In Gygax's PHB, a ranger PC must have at least 13 STR and INT, and at least 14 WIS and CON.
In his DMG (p 100), a ranger NPC is built quite differently:
Fighter: strength +2, constitution + 1
Ranger: as fighter, 12 minimum wisdom
So it turns out that players are only allowed to play the tougher, cleverer rangers. That is a feature of game play. It is irrelevant to whether or not the setting is verismilitudinous.
All versions of D&D have manticores in the fiction. No version of D&D I'm aware of sets out rules for a player to play a manticore. So basically all the manticores in the fiction are not protagonists in the play of a game. That is also irrelevant to whether or not the setting is verisimilitudinous.
In my 4e D&D game, the player of the chaos sorcerer had abilities on his sheet that let him manipulate dice rolls. This was a gameplay technique that reflected the character's control, in the fiction, over the forces of chaos. Similarly, the player of the Deva Sage of Ages had dice-manipulation abilities that reflected the character's knowledge, in the fiction, of both the past and the future.

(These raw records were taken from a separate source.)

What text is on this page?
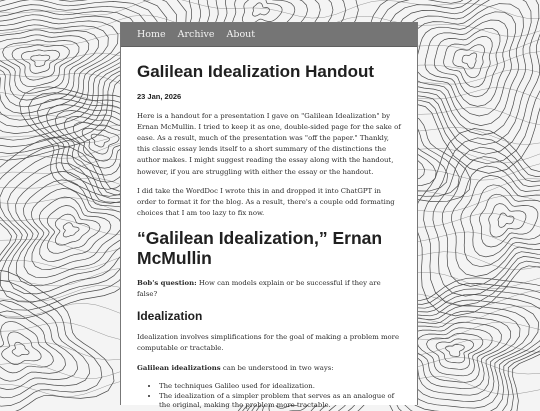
Home Archive About
Galilean Idealization Handout
23 Jan, 2026

Here is a handout for a presentation I gave on "Galilean Idealization" by Ernan McMullin. I tried to keep it as one, double-sided page for the sake of ease. As a result, much of the presentation was "off the paper." Thankly, this classic essay lends itself to a short summary of the distinctions the author makes. I might suggest reading the essay along with the handout, however, if you are struggling with either the essay or the handout.

I did take the WordDoc I wrote this in and dropped it into ChatGPT in order to format it for the blog. As a result, there's a couple odd formating choices that I am too lazy to fix now.

“Galilean Idealization,” Ernan McMullin

Bob's question: How can models explain or be successful if they are false?

Idealization

Idealization involves simplifications for the goal of making a problem more computable or tractable.

Galilean idealizations can be understood in two ways:

• The techniques Galileo used for idealization.
• The idealization of a simpler problem that serves as an analogue of the original, making the problem more tractable.
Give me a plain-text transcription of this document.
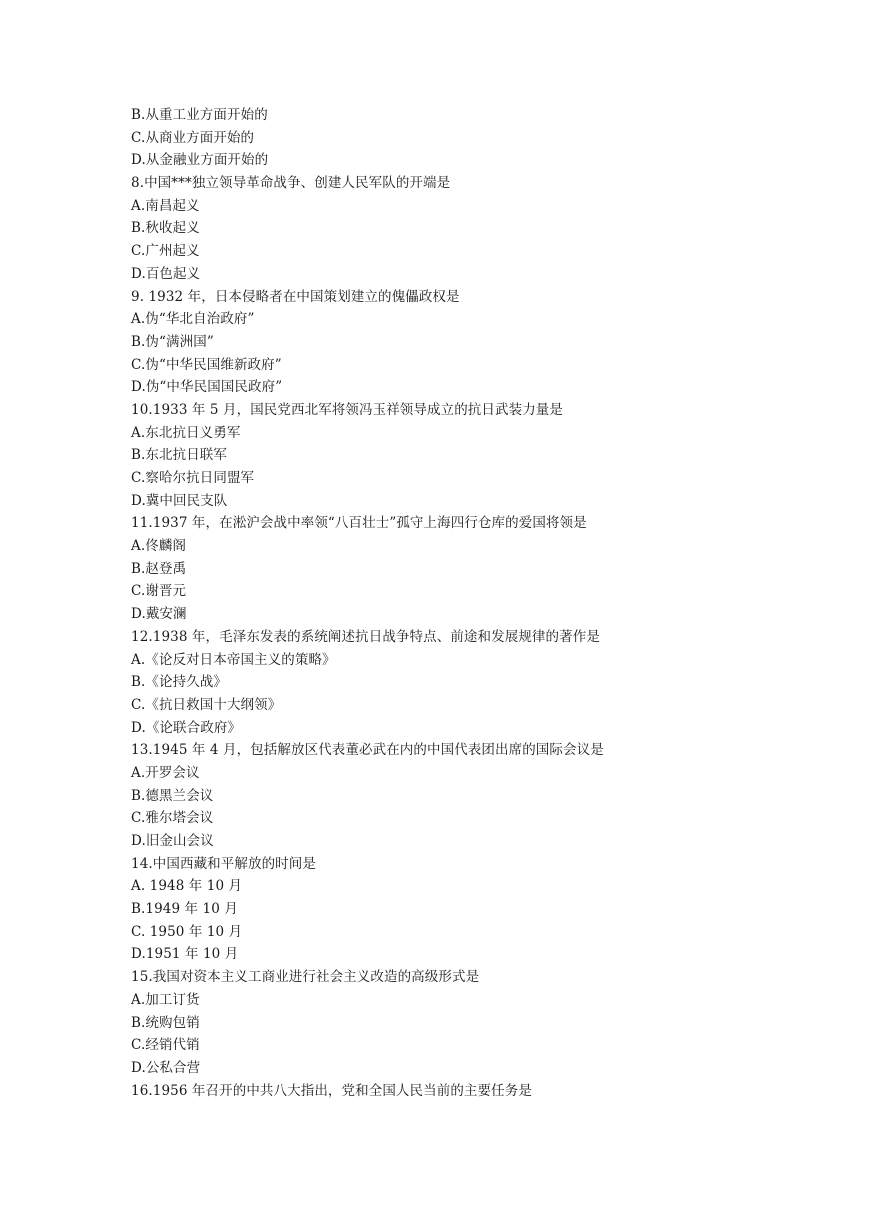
B.从重工业方面开始的
C.从商业方面开始的
D.从金融业方面开始的
8.中国***独立领导革命战争、创建人民军队的开端是
A.南昌起义
B.秋收起义
C.广州起义
D.百色起义
9. 1932 年，日本侵略者在中国策划建立的傀儡政权是
A.伪“华北自治政府”
B.伪“满洲国”
C.伪“中华民国维新政府”
D.伪“中华民国国民政府”
10.1933 年 5 月，国民党西北军将领冯玉祥领导成立的抗日武装力量是
A.东北抗日义勇军
B.东北抗日联军
C.察哈尔抗日同盟军
D.冀中回民支队
11.1937 年，在淞沪会战中率领“八百壮士”孤守上海四行仓库的爱国将领是
A.佟麟阁
B.赵登禹
C.谢晋元
D.戴安澜
12.1938 年，毛泽东发表的系统阐述抗日战争特点、前途和发展规律的著作是
A.《论反对日本帝国主义的策略》
B.《论持久战》
C.《抗日救国十大纲领》
D.《论联合政府》
13.1945 年 4 月，包括解放区代表董必武在内的中国代表团出席的国际会议是
A.开罗会议
B.德黑兰会议
C.雅尔塔会议
D.旧金山会议
14.中国西藏和平解放的时间是
A. 1948 年 10 月
B.1949 年 10 月
C. 1950 年 10 月
D.1951 年 10 月
15.我国对资本主义工商业进行社会主义改造的高级形式是
A.加工订货
B.统购包销
C.经销代销
D.公私合营
16.1956 年召开的中共八大指出，党和全国人民当前的主要任务是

In my Torchbearer 2e game the players have all sorts of ways, consistent with the game's rules, to manipulate dice pools and dice results. Some of these reflect in-fiction capabilities, like knowledge and personality traits. Some are purely meta. In the fiction, the upshot is simply that
things happen of the sort that might happen to lucky people with that knowledge and those traits.
The attempt to infer from
stuff that happens at the table, in the process of authorship to
the verisimilitudinous nature of the fiction, is hopeless. And the reason is easily explained: whether fiction is verisimilitudinous depends upon its content. But the content of a fiction is independent of how it is authored. QED.